K2M Develops Spine Stabilizing Technique



K2M, a spinal device firm based in Leesburg, Va., has developed a minimally-invasive surgical technique to stabilize the spine.

The Potomac Rod System and the Serengeti Minimally Invasive Retractor System have received CE Mark clearance for international distribution, the company announced.

The Potomac Rod System, which will be distributed outside the United States, uses a one-piece rod design to enhance the stabilization of the spine. The elasticity of the rod helps stabilize the spine and potentially reduce problems associated with traditional fusion materials, according to a news release heralding the new technique. The product’s design also allows it to be implanted using typical surgical techniques or by using the Serengeti retractor system.

K2M introduced its Serengeti system to the market in 2007. The product enables surgeons to insert spinal implants through small incisions, a process designed to provide improved visualization and access for multi-level complex posterior instrumentaion procedures.

“The introduction of the Serengeti and Potomac marks an important milestone in K2M’s mission to provide surgeons with techniques and technologies that will enhance their ability to treat spinal patients,” said Eric Major, K2M president and CEO.

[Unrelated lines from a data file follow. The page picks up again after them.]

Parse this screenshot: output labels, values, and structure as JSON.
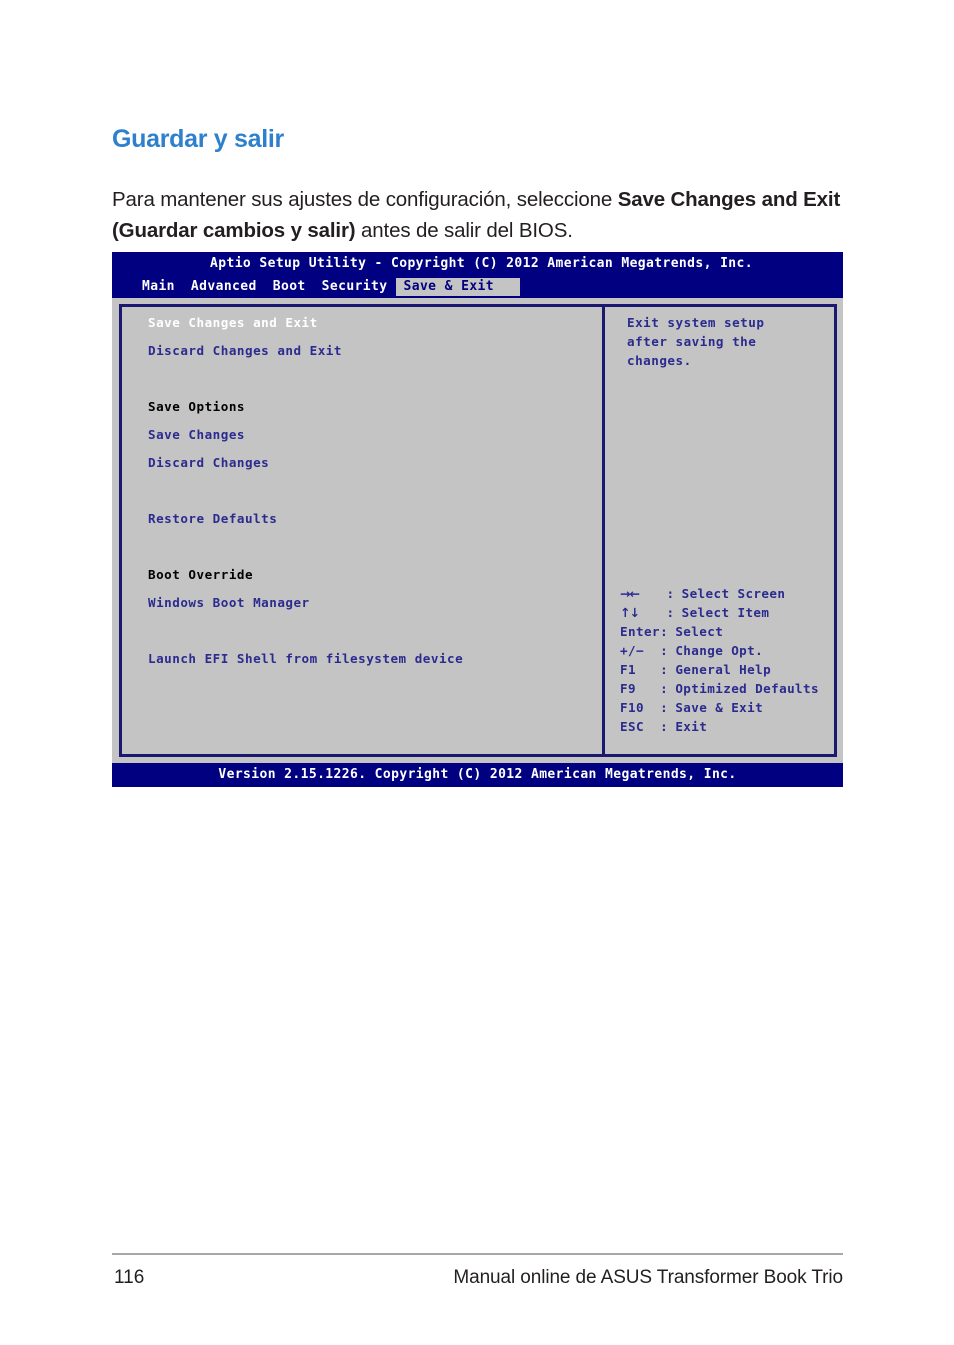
{
  "page": {
    "heading": "Guardar y salir",
    "paragraph": {
      "part1": "Para mantener sus ajustes de configuración, seleccione ",
      "bold1": "Save Changes and Exit (Guardar cambios y salir)",
      "part2": " antes de salir del BIOS."
    }
  },
  "bios": {
    "title": "Aptio Setup Utility - Copyright (C) 2012 American Megatrends, Inc.",
    "tabs": [
      {
        "label": "Main",
        "selected": false
      },
      {
        "label": "Advanced",
        "selected": false
      },
      {
        "label": "Boot",
        "selected": false
      },
      {
        "label": "Security",
        "selected": false
      },
      {
        "label": "Save & Exit",
        "selected": true
      }
    ],
    "menu": [
      {
        "label": "Save Changes and Exit",
        "style": "selected"
      },
      {
        "label": "Discard Changes and Exit",
        "style": "item"
      },
      {
        "label": "",
        "style": "spacer"
      },
      {
        "label": "Save Options",
        "style": "section-title"
      },
      {
        "label": "Save Changes",
        "style": "item"
      },
      {
        "label": "Discard Changes",
        "style": "item"
      },
      {
        "label": "",
        "style": "spacer"
      },
      {
        "label": "Restore Defaults",
        "style": "item"
      },
      {
        "label": "",
        "style": "spacer"
      },
      {
        "label": "Boot Override",
        "style": "section-title"
      },
      {
        "label": "Windows Boot Manager",
        "style": "item"
      },
      {
        "label": "",
        "style": "spacer"
      },
      {
        "label": "Launch EFI Shell from filesystem device",
        "style": "item"
      }
    ],
    "help": [
      "Exit system setup",
      "after saving the",
      "changes."
    ],
    "keys": [
      {
        "key": "→←",
        "sep": ": ",
        "desc": "Select Screen",
        "arrows": true
      },
      {
        "key": "↑↓",
        "sep": ": ",
        "desc": "Select Item",
        "arrows": true
      },
      {
        "key": "Enter",
        "sep": ": ",
        "desc": "Select",
        "arrows": false
      },
      {
        "key": "+/−",
        "sep": ": ",
        "desc": "Change Opt.",
        "arrows": false
      },
      {
        "key": "F1",
        "sep": ": ",
        "desc": "General Help",
        "arrows": false
      },
      {
        "key": "F9",
        "sep": ": ",
        "desc": "Optimized Defaults",
        "arrows": false
      },
      {
        "key": "F10",
        "sep": ": ",
        "desc": "Save & Exit",
        "arrows": false
      },
      {
        "key": "ESC",
        "sep": ": ",
        "desc": "Exit",
        "arrows": false
      }
    ],
    "footer": "Version 2.15.1226. Copyright (C) 2012 American Megatrends, Inc.",
    "colors": {
      "header_bg": "#000080",
      "panel_bg": "#c4c4c4",
      "border": "#191970",
      "item_text": "#2b2b8f",
      "selected_text": "#ffffff",
      "section_text": "#000000"
    }
  },
  "footer": {
    "page_number": "116",
    "doc_title": "Manual online de ASUS Transformer Book Trio"
  }
}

“CE Mark clearance for these next-generation products expands the K2M product offering and fuels our rapid growth into the global markets, helping to position K2M as a leader for developing solutions to help surgeons address the most complex spinal technologies.”

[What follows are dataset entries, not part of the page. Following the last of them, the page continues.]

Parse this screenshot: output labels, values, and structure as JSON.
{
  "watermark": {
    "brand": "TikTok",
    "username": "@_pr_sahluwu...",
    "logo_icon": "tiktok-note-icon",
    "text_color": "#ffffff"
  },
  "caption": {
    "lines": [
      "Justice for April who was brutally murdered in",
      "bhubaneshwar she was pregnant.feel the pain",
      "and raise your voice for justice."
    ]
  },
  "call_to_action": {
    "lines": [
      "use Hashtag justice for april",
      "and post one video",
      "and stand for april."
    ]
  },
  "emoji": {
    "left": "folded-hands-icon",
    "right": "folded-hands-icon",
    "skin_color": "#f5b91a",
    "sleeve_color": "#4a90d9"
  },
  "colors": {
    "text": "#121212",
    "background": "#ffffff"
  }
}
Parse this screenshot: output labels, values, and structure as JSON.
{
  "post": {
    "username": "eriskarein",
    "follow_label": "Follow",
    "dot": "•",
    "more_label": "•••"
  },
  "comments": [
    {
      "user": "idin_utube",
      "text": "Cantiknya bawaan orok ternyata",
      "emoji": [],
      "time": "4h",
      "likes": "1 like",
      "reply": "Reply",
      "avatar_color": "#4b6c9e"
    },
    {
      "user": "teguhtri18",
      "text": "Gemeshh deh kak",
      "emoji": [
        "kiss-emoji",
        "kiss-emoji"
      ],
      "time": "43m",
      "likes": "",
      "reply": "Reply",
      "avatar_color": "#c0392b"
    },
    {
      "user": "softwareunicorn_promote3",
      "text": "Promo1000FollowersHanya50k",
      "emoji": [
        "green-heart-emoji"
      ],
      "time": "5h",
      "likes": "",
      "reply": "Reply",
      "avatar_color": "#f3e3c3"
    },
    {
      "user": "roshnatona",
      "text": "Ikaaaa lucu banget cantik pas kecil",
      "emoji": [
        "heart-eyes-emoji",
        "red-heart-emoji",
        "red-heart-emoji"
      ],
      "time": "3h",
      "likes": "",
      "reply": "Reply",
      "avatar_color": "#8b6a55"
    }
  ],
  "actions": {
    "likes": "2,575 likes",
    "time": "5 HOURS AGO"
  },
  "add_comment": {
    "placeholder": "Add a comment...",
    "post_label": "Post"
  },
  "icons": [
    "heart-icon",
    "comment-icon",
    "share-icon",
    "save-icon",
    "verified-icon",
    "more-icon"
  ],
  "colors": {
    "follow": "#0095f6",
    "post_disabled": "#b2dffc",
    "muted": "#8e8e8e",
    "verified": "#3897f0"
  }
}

CUREXO Technology Moves its Headquarters



CUREXO Technology Corporation is moving to a new home. The company is moving its headquarters 77 miles from Sacramento, Calif., to Fremont, a city of more than 200,000 people near San Jose.

The 34,000 square-foot building in Fremont is more than three times the size of the firm’s old home in Sacramento. CUREXO’s president said the new building will enable the company to be closer to its vendors and draw from a “pool of highly-accomplished professionals.”

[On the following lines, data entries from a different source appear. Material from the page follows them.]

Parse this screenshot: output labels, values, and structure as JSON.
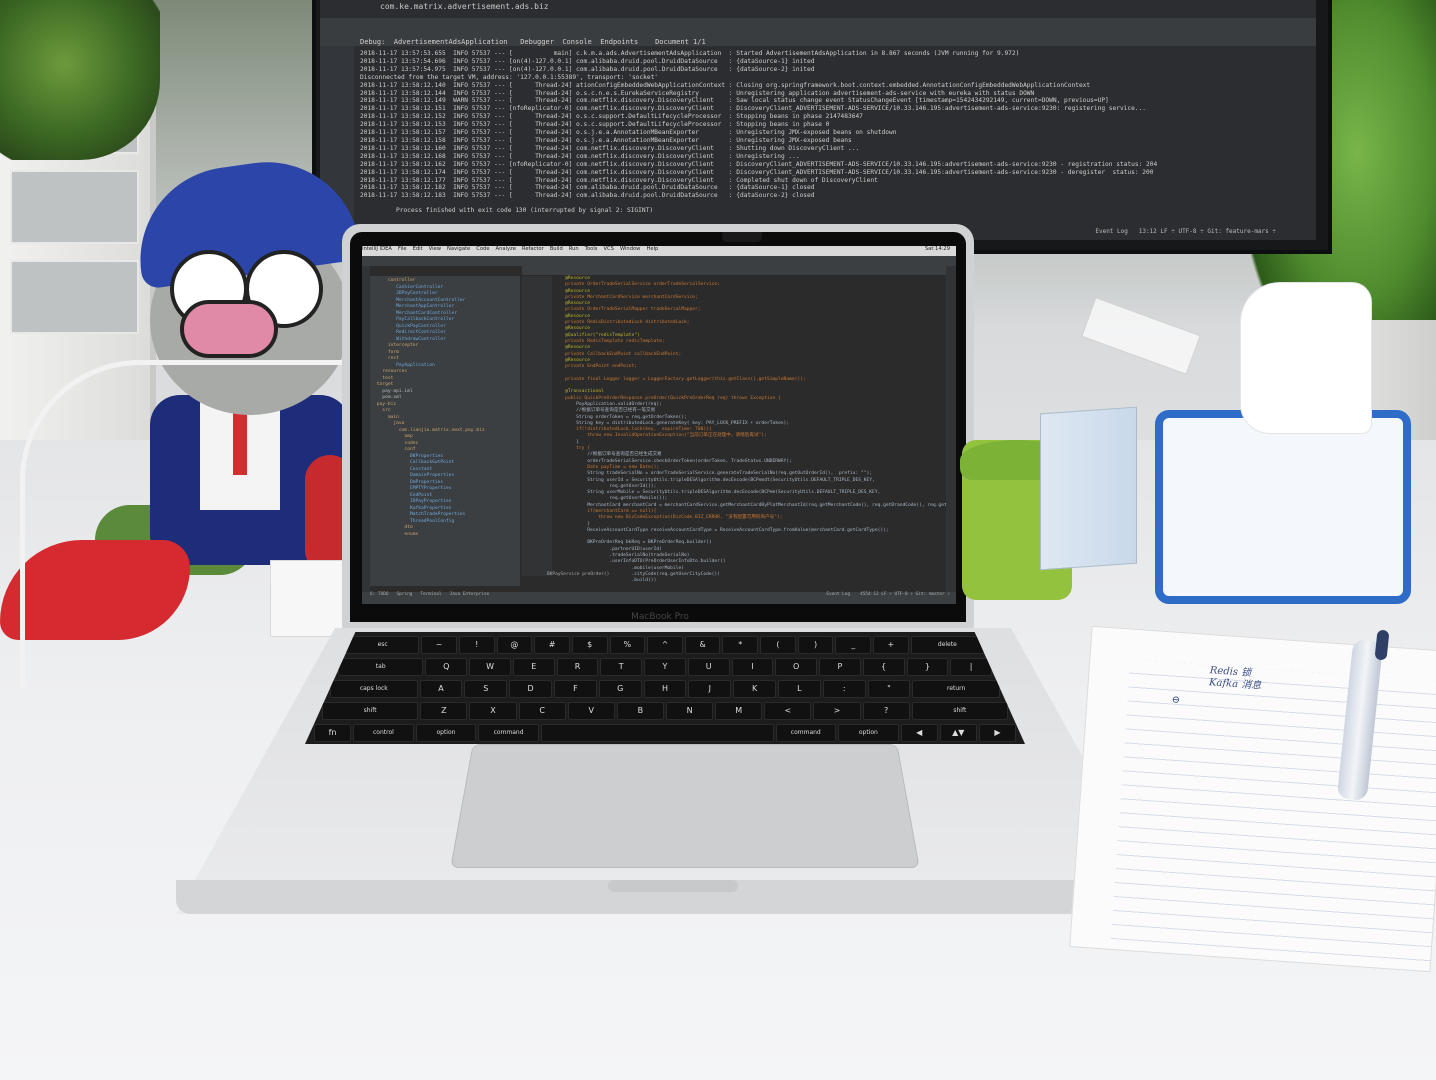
{
  "monitor": {
    "title": "com.ke.matrix.advertisement.ads.biz",
    "debug_label": "Debug:",
    "run_config": "AdvertisementAdsApplication",
    "debugger_tab": "Debugger",
    "console_tab": "Console",
    "endpoints_tab": "Endpoints",
    "document_label": "Document 1/1",
    "console_lines": [
      "2018-11-17 13:57:53.655  INFO 57537 --- [           main] c.k.m.a.ads.AdvertisementAdsApplication  : Started AdvertisementAdsApplication in 8.867 seconds (JVM running for 9.972)",
      "2018-11-17 13:57:54.696  INFO 57537 --- [on(4)-127.0.0.1] com.alibaba.druid.pool.DruidDataSource   : {dataSource-1} inited",
      "2018-11-17 13:57:54.975  INFO 57537 --- [on(4)-127.0.0.1] com.alibaba.druid.pool.DruidDataSource   : {dataSource-2} inited",
      "Disconnected from the target VM, address: '127.0.0.1:55389', transport: 'socket'",
      "2018-11-17 13:58:12.140  INFO 57537 --- [      Thread-24] ationConfigEmbeddedWebApplicationContext : Closing org.springframework.boot.context.embedded.AnnotationConfigEmbeddedWebApplicationContext",
      "2018-11-17 13:58:12.144  INFO 57537 --- [      Thread-24] o.s.c.n.e.s.EurekaServiceRegistry        : Unregistering application advertisement-ads-service with eureka with status DOWN",
      "2018-11-17 13:58:12.149  WARN 57537 --- [      Thread-24] com.netflix.discovery.DiscoveryClient    : Saw local status change event StatusChangeEvent [timestamp=1542434292149, current=DOWN, previous=UP]",
      "2018-11-17 13:58:12.151  INFO 57537 --- [nfoReplicator-0] com.netflix.discovery.DiscoveryClient    : DiscoveryClient_ADVERTISEMENT-ADS-SERVICE/10.33.146.195:advertisement-ads-service:9230: registering service...",
      "2018-11-17 13:58:12.152  INFO 57537 --- [      Thread-24] o.s.c.support.DefaultLifecycleProcessor  : Stopping beans in phase 2147483647",
      "2018-11-17 13:58:12.153  INFO 57537 --- [      Thread-24] o.s.c.support.DefaultLifecycleProcessor  : Stopping beans in phase 0",
      "2018-11-17 13:58:12.157  INFO 57537 --- [      Thread-24] o.s.j.e.a.AnnotationMBeanExporter        : Unregistering JMX-exposed beans on shutdown",
      "2018-11-17 13:58:12.158  INFO 57537 --- [      Thread-24] o.s.j.e.a.AnnotationMBeanExporter        : Unregistering JMX-exposed beans",
      "2018-11-17 13:58:12.160  INFO 57537 --- [      Thread-24] com.netflix.discovery.DiscoveryClient    : Shutting down DiscoveryClient ...",
      "2018-11-17 13:58:12.168  INFO 57537 --- [      Thread-24] com.netflix.discovery.DiscoveryClient    : Unregistering ...",
      "2018-11-17 13:58:12.162  INFO 57537 --- [nfoReplicator-0] com.netflix.discovery.DiscoveryClient    : DiscoveryClient_ADVERTISEMENT-ADS-SERVICE/10.33.146.195:advertisement-ads-service:9230 - registration status: 204",
      "2018-11-17 13:58:12.174  INFO 57537 --- [      Thread-24] com.netflix.discovery.DiscoveryClient    : DiscoveryClient_ADVERTISEMENT-ADS-SERVICE/10.33.146.195:advertisement-ads-service:9230 - deregister  status: 200",
      "2018-11-17 13:58:12.177  INFO 57537 --- [      Thread-24] com.netflix.discovery.DiscoveryClient    : Completed shut down of DiscoveryClient",
      "2018-11-17 13:58:12.182  INFO 57537 --- [      Thread-24] com.alibaba.druid.pool.DruidDataSource   : {dataSource-1} closed",
      "2018-11-17 13:58:12.183  INFO 57537 --- [      Thread-24] com.alibaba.druid.pool.DruidDataSource   : {dataSource-2} closed"
    ],
    "exit_line": "Process finished with exit code 130 (interrupted by signal 2: SIGINT)",
    "status": "13:12  LF ÷  UTF-8 ÷  Git: feature-mars ÷",
    "event_log": "Event Log"
  },
  "laptop": {
    "brand_label": "MacBook Pro",
    "menubar": [
      "IntelliJ IDEA",
      "File",
      "Edit",
      "View",
      "Navigate",
      "Code",
      "Analyze",
      "Refactor",
      "Build",
      "Run",
      "Tools",
      "VCS",
      "Window",
      "Help"
    ],
    "clock": "Sat 14:29",
    "tree": [
      {
        "text": "     controller",
        "kind": "dir"
      },
      {
        "text": "        CashierController",
        "kind": "cls"
      },
      {
        "text": "        JDPayController",
        "kind": "cls"
      },
      {
        "text": "        MerchantAccountController",
        "kind": "cls"
      },
      {
        "text": "        MerchantAppController",
        "kind": "cls"
      },
      {
        "text": "        MerchantCardController",
        "kind": "cls"
      },
      {
        "text": "        PayCallbackController",
        "kind": "cls"
      },
      {
        "text": "        QuickPayController",
        "kind": "cls"
      },
      {
        "text": "        RedirectController",
        "kind": "cls"
      },
      {
        "text": "        WithdrawController",
        "kind": "cls"
      },
      {
        "text": "     interceptor",
        "kind": "dir"
      },
      {
        "text": "     form",
        "kind": "dir"
      },
      {
        "text": "     rest",
        "kind": "dir"
      },
      {
        "text": "        PayApplication",
        "kind": "cls"
      },
      {
        "text": "   resources",
        "kind": "dir"
      },
      {
        "text": "   test",
        "kind": "dir"
      },
      {
        "text": " target",
        "kind": "dir"
      },
      {
        "text": "   pay-api.iml",
        "kind": "file"
      },
      {
        "text": "   pom.xml",
        "kind": "file"
      },
      {
        "text": " pay-biz",
        "kind": "dir"
      },
      {
        "text": "   src",
        "kind": "dir"
      },
      {
        "text": "     main",
        "kind": "dir"
      },
      {
        "text": "       java",
        "kind": "dir"
      },
      {
        "text": "         com.lianjia.matrix.next.pay.biz",
        "kind": "dir"
      },
      {
        "text": "           amp",
        "kind": "dir"
      },
      {
        "text": "           codec",
        "kind": "dir"
      },
      {
        "text": "           conf",
        "kind": "dir"
      },
      {
        "text": "             BKProperties",
        "kind": "cls"
      },
      {
        "text": "             CallbackGwtPoint",
        "kind": "cls"
      },
      {
        "text": "             Constant",
        "kind": "cls"
      },
      {
        "text": "             DomainProperties",
        "kind": "cls"
      },
      {
        "text": "             DmProperties",
        "kind": "cls"
      },
      {
        "text": "             EMPTYProperties",
        "kind": "cls"
      },
      {
        "text": "             EndPoint",
        "kind": "cls"
      },
      {
        "text": "             JDPayProperties",
        "kind": "cls"
      },
      {
        "text": "             KafkaProperties",
        "kind": "cls"
      },
      {
        "text": "             MatchTradeProperties",
        "kind": "cls"
      },
      {
        "text": "             ThreadPoolConfig",
        "kind": "cls"
      },
      {
        "text": "           dto",
        "kind": "dir"
      },
      {
        "text": "           enums",
        "kind": "dir"
      }
    ],
    "code_lines": [
      "    @Resource",
      "    private OrderTradeSerialService orderTradeSerialService;",
      "    @Resource",
      "    private MerchantCardService merchantCardService;",
      "    @Resource",
      "    private OrderTradeSerialMapper tradeSerialMapper;",
      "    @Resource",
      "    private RedisDistributedLock distributedLock;",
      "    @Resource",
      "    @Qualifier(\"redisTemplate\")",
      "    private RedisTemplate redisTemplate;",
      "    @Resource",
      "    private CallbackEndPoint callbackEndPoint;",
      "    @Resource",
      "    private EndPoint endPoint;",
      "",
      "    private final Logger logger = LoggerFactory.getLogger(this.getClass().getSimpleName());",
      "",
      "    @Transactional",
      "    public QuickPreOrderResponse preOrder(QuickPreOrderReq req) throws Exception {",
      "        PayApplication.validOrder(req);",
      "        //根据订单号查询是否已经有一笔交易",
      "        String orderToken = req.getOrderToken();",
      "        String key = distributedLock.generateKey( key: PAY_LOCK_PREFIX + orderToken);",
      "        if(!distributedLock.lock(key,  expireTime: 700)){",
      "            throw new InvalidOperationException(\"当前订单正在处理中，请稍后再试\");",
      "        }",
      "        try {",
      "            //根据订单号查询是否已经生成交易",
      "            orderTradeSerialService.checkOrderToken(orderToken, TradeStatus.UNDERWAY);",
      "            Date payTime = new Date();",
      "            String tradeSerialNo = orderTradeSerialService.generateTradeSerialNo(req.getOutOrderId(),  prefix: \"\");",
      "            String userId = SecurityUtils.tripleDESAlgorithm.decEncode(BCPemdt(SecurityUtils.DEFAULT_TRIPLE_DES_KEY,",
      "                    req.getUserId());",
      "            String userMobile = SecurityUtils.tripleDESAlgorithm.decEncode(BCPem(SecurityUtils.DEFAULT_TRIPLE_DES_KEY,",
      "                    req.getUserMobile());",
      "            MerchantCard merchantCard = merchantCardService.getMerchantCardByPlatMerchantId(req.getMerchantCode(), req.getBrandCode(), req.get",
      "            if(merchantCard == null){",
      "                throw new BizCodeException(BizCode.BIZ_ERROR, \"没有配置可用的商户号\");",
      "            }",
      "            ReceiveAccountCardType receiveAccountCardType = ReceiveAccountCardType.fromValue(merchantCard.getCardType());",
      "",
      "            BKPreOrderReq bkReq = BKPreOrderReq.builder()",
      "                    .partnerUID(userId)",
      "                    .tradeSerialNo(tradeSerialNo)",
      "                    .userInfoDTO(PreOrderUserInfoDto.builder()",
      "                            .mobile(userMobile)",
      "                            .cityCode(req.getUserCityCode())",
      "                            .build())"
    ],
    "bottom_tab": "BKPayService     preOrder()",
    "status": "4554:12  LF ÷  UTF-8 ÷  Git: master ÷",
    "status_tabs": [
      "6: TODO",
      "Spring",
      "Terminal",
      "Java Enterprise"
    ],
    "event_log": "Event Log"
  },
  "keyboard": {
    "rows": [
      [
        "esc",
        "~",
        "!",
        "@",
        "#",
        "$",
        "%",
        "^",
        "&",
        "*",
        "(",
        ")",
        "_",
        "+",
        "delete"
      ],
      [
        "tab",
        "Q",
        "W",
        "E",
        "R",
        "T",
        "Y",
        "U",
        "I",
        "O",
        "P",
        "{",
        "}",
        "|"
      ],
      [
        "caps lock",
        "A",
        "S",
        "D",
        "F",
        "G",
        "H",
        "J",
        "K",
        "L",
        ":",
        "\"",
        "return"
      ],
      [
        "shift",
        "Z",
        "X",
        "C",
        "V",
        "B",
        "N",
        "M",
        "<",
        ">",
        "?",
        "shift"
      ],
      [
        "fn",
        "control",
        "option",
        "command",
        "",
        "command",
        "option",
        "◀",
        "▲▼",
        "▶"
      ]
    ]
  },
  "notebook": {
    "line1": "Redis 锁",
    "line2": "Kafka 消息",
    "mark": "⊖"
  }
}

CUREXO manufactures surgical robotic systems for orthopedic surgery.

SIDEBAR:

Smith & Nephew Launches Wound Therapy Product



The name says it all.

The new Renasys Go from Smith & Nephew is specifically designed for people on the go. The negative pressure wound therapy device can be worn around the neck like an MP3 player, enabling patients to treat wounds as they go about their daily routines. The device can be used with the Renasys-F foam and Renasys-G gauze, helping to make the product more cost-effective, said Joe Woody, president of Smith & Nephew’s Advanced Wound Management division.

“Smith & Nephew understands that in the more ambulatory wound care environments, ease of use and cost effectiveness are paramount,” Woody noted. “That’s why we designed the Renasys Go to be easy for the caregiver to use, simple for the patient to manage, and compatible with our Renasys-F foam dressings as well as Renasys-G gauze kits, which can be more cost-effective.”

Besides its small size (the device weighs less than three pounds and fits into a carrying case), the Renasys-Go runs quietly and features digital settings that reduce the chance of operator error, according to a news release from the company.
The product also has multiple alarms and a lock-out feature for safety purposes. Plus, a 20-hour battery life and a charge-up time of less than four hours help extend patients’ mobility.

“Wound care patients deserve discretion and mobility,” said Robin Carlstein, senior vice president of Advanced Wound Care Services at Smith & Nephew. “We designed the Renasys-Go to provide patients with the flexibility to return to their routines without sacrificing the quality of therapy needed to promote wound healing.”